19h, New York, Lincoln plaza.
Après l’avoir virtuellement visité jusque dans les loges en compagnie de Renée Fleming, Joyce di Donato ou Placido Domingo, grâce aux retransmissions au cinéma, le Metropolitan Opera m’apparaît étonnamment familier.
Deux peintures murales de Marc Chagall, Le Triomphe de la musique et Les Sources de la musique, sur les côtés de la façade en verre du Lincoln Art Center, font écho au plafond de l’Opéra Garnier et tissent un lien entre ces deux temples du chant lyrique.
Le peintre russe a réussi à figer sur ces murs la poésie du quatrième art et à lui donner de nouveaux sens, tout comme les metteurs en scène, les musiciens et les chanteurs essaient d’insuffler une nouvelle vie aux opéras du répertoire.

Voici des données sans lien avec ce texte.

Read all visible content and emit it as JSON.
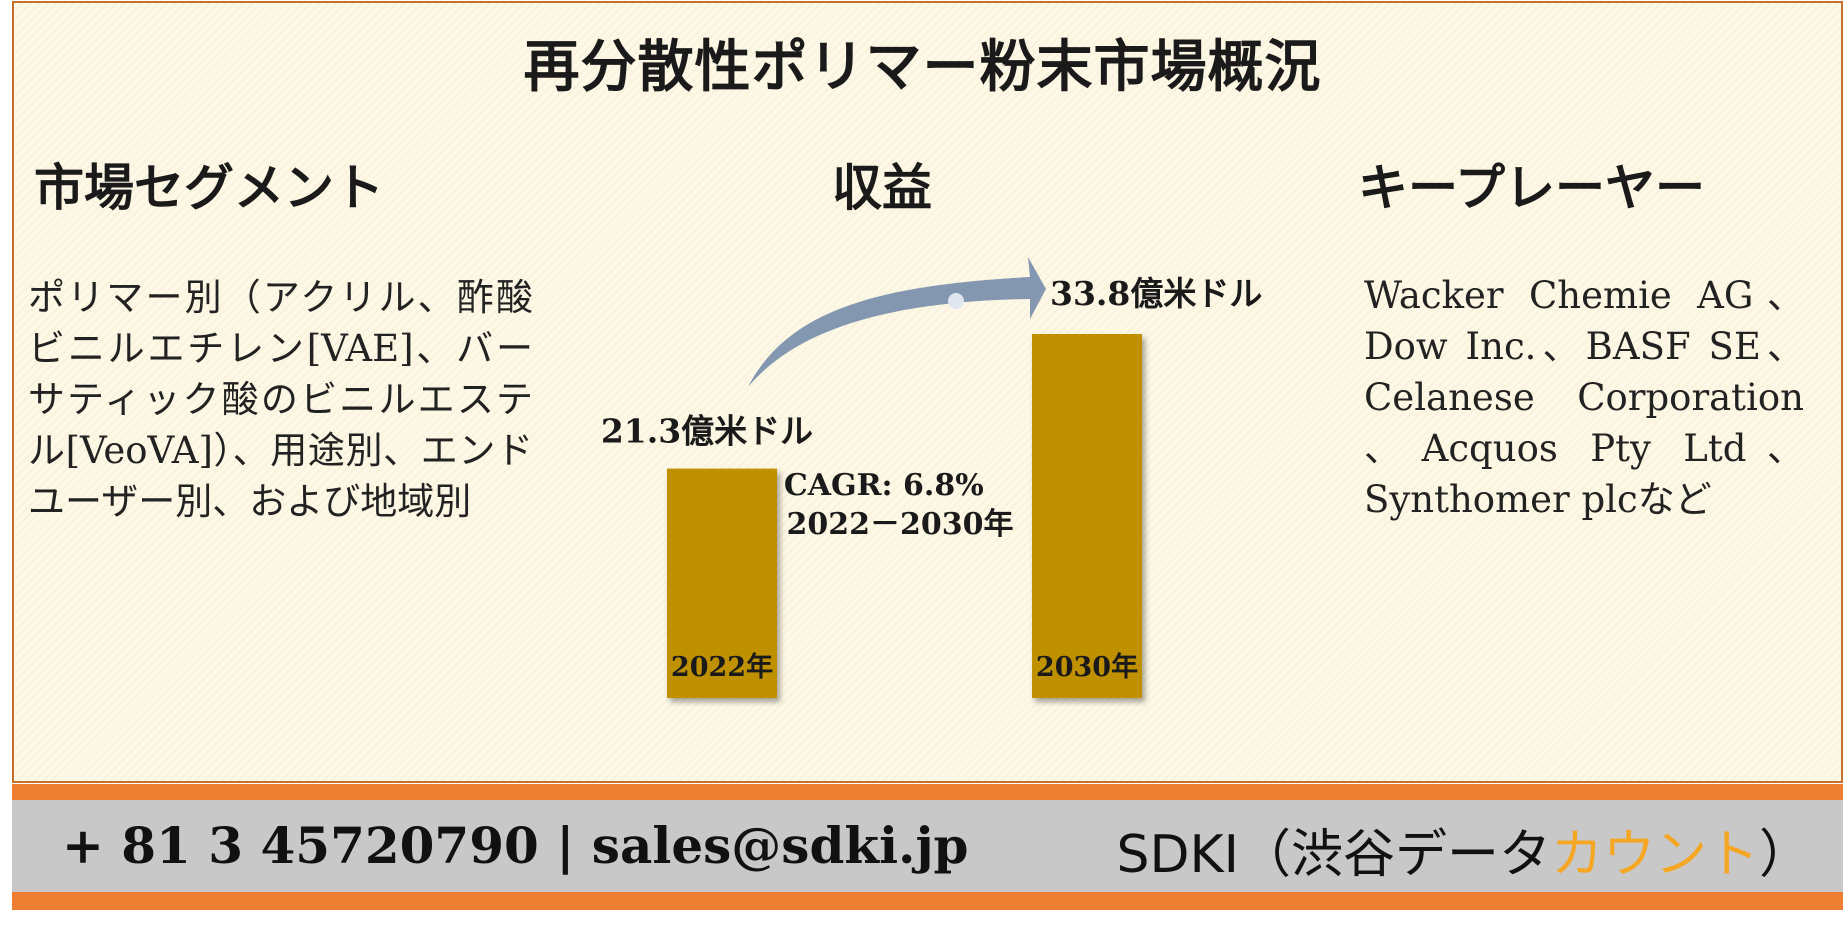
{
  "title": "再分散性ポリマー粉末市場概況",
  "segment": {
    "heading": "市場セグメント",
    "text": "ポリマー別（アクリル、酢酸ビニルエチレン[VAE]、バーサティック酸のビニルエステル[VeoVA]）、用途別、エンドユーザー別、および地域別"
  },
  "revenue": {
    "heading": "収益",
    "cagr_line1": "CAGR: 6.8%",
    "cagr_line2": "2022－2030年"
  },
  "players": {
    "heading": "キープレーヤー",
    "text": "Wacker Chemie AG、Dow Inc.、BASF SE、Celanese Corporation 、Acquos Pty Ltd、Synthomer plcなど"
  },
  "chart_data": {
    "type": "bar",
    "categories": [
      "2022年",
      "2030年"
    ],
    "values": [
      21.3,
      33.8
    ],
    "value_labels": [
      "21.3億米ドル",
      "33.8億米ドル"
    ],
    "unit": "億米ドル",
    "title": "",
    "xlabel": "",
    "ylabel": "",
    "colors": {
      "bar": "#bf9000",
      "arrow": "#8497b0"
    }
  },
  "footer": {
    "contact": "+ 81 3 45720790 | sales@sdki.jp",
    "brand_prefix": "SDKI（渋谷データ",
    "brand_accent": "カウント",
    "brand_suffix": "）"
  }
}
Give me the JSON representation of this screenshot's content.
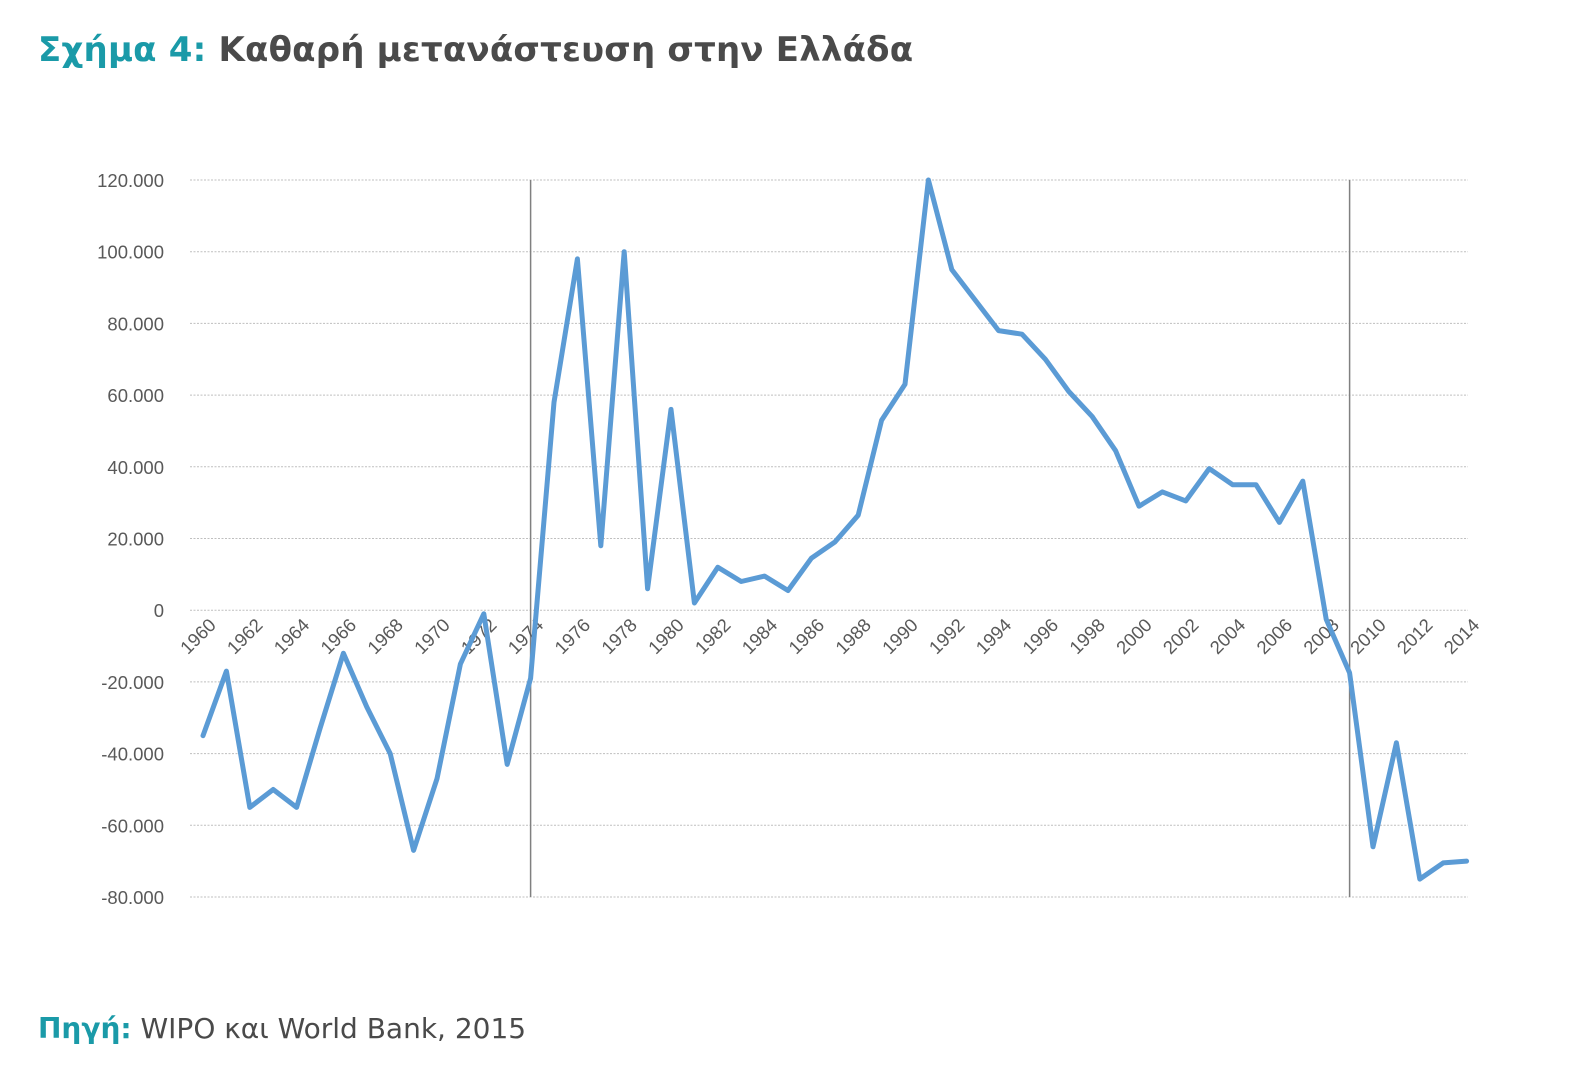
{
  "title": {
    "lead": "Σχήμα 4:",
    "text": "Καθαρή μετανάστευση στην Ελλάδα"
  },
  "source": {
    "lead": "Πηγή:",
    "text": "WIPO και World Bank, 2015"
  },
  "colors": {
    "accent": "#1a9aa8",
    "line": "#5b9bd5",
    "text": "#4a4a4a",
    "grid": "#bfbfbf",
    "marker": "#808080"
  },
  "chart_data": {
    "type": "line",
    "title": "",
    "xlabel": "",
    "ylabel": "",
    "ylim": [
      -80000,
      120000
    ],
    "grid": true,
    "yticks": [
      120000,
      100000,
      80000,
      60000,
      40000,
      20000,
      0,
      -20000,
      -40000,
      -60000,
      -80000
    ],
    "ytick_labels": [
      "120.000",
      "100.000",
      "80.000",
      "60.000",
      "40.000",
      "20.000",
      "0",
      "-20.000",
      "-40.000",
      "-60.000",
      "-80.000"
    ],
    "xtick_labels": [
      "1960",
      "1962",
      "1964",
      "1966",
      "1968",
      "1970",
      "1972",
      "1974",
      "1976",
      "1978",
      "1980",
      "1982",
      "1984",
      "1986",
      "1988",
      "1990",
      "1992",
      "1994",
      "1996",
      "1998",
      "2000",
      "2002",
      "2004",
      "2006",
      "2008",
      "2010",
      "2012",
      "2014"
    ],
    "vertical_markers": [
      1974,
      2009
    ],
    "x": [
      1960,
      1961,
      1962,
      1963,
      1964,
      1965,
      1966,
      1967,
      1968,
      1969,
      1970,
      1971,
      1972,
      1973,
      1974,
      1975,
      1976,
      1977,
      1978,
      1979,
      1980,
      1981,
      1982,
      1983,
      1984,
      1985,
      1986,
      1987,
      1988,
      1989,
      1990,
      1991,
      1992,
      1993,
      1994,
      1995,
      1996,
      1997,
      1998,
      1999,
      2000,
      2001,
      2002,
      2003,
      2004,
      2005,
      2006,
      2007,
      2008,
      2009,
      2010,
      2011,
      2012,
      2013,
      2014
    ],
    "series": [
      {
        "values": [
          -35000,
          -17000,
          -55000,
          -50000,
          -55000,
          -33000,
          -12000,
          -27000,
          -40000,
          -67000,
          -47000,
          -15000,
          -1000,
          -43000,
          -19000,
          58000,
          98000,
          18000,
          100000,
          6000,
          56000,
          2000,
          12000,
          8000,
          9500,
          5500,
          14500,
          19000,
          26500,
          53000,
          63000,
          120000,
          95000,
          86500,
          78000,
          77000,
          70000,
          61000,
          54000,
          44500,
          29000,
          33000,
          30500,
          39500,
          35000,
          35000,
          24500,
          36000,
          -2500,
          -17500,
          -66000,
          -37000,
          -75000,
          -70500,
          -70000
        ]
      }
    ]
  }
}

Dans cette production de Tosca, créée en 2009, le metteur en scène Luc Bondy a choisi la voie de la provocation en utilisant des gestes explicites. Il montre du sang sur la porte de la chambre où Cavaradossi est torturé. Le dîner de Scarpia se transforme en une soirée de débauche, il embrasse la statue de la Vierge et meurt par coups de couteaux dans les parties génitales. Ces choix sont certes assez cohérents avec sa vision, mais semblent en contradiction avec les décors qui, eux, se veulent plus ouverts à l’interprétation et à l’imagination, comme le splendide Château Saint-Ange dans le troisième acte, presque esquissé qui laisse la place au ciel.
Le rôle des artistes sur scène est également contrasté : si d’un côté les voix étaient agréables, résonnantes et homogènes, l’intonation et la mise en place avec l’orchestre quasiment parfaites, l’interprétation est plutôt froide et apprêtée. Tosca revêt les traits d’une jeune femme un peu maladroite, quand nous attendons une Prima donna chatouillant les extrêmes de l’amour et la jalousie. Scarpia est vu comme un être glacial : son “Tosca, tu me fais oublier Dieu !” est chanté de façon quasi anecdotique, quand il s’agit en réalité du moment le plus fort du livret, qui révèle la vraie nature de ce personnage blasphématoire qui évolue dans une église au coeur des États pontificaux.
Le vrai triomphe de cette soirée était la musique de Puccini, sublimée par une distribution qui a su mettre en valeur sa poésie. Roberto Aronica est un Cavaradossi passionné et a interprété un “Recondita armonia” sincère et touchant, des duos frais et spontanés et un “E lucevan le stelle” intense et poignant. Oksana Dyka (Tosca) est une héroïne humaine et attendrissante, avec sa voix moelleuse, homogène et savamment dosée dans les jeux dynamiques. Roberto Frontali est un Scarpia tout à fait menaçant et imprévisible et Richard Bernstein (Angelotti) un fugitif agité et convaincant.
L’orchestre dirigé par Marco Armiliato, qui remplaçait ce soir là Placido Domingo, hospitalisé, a été un régal : discret ou passionné, il nous a accompagnés le long de ce drame vériste avec un son pur et précis et nous a offert d’émouvantes envolées de lyrisme.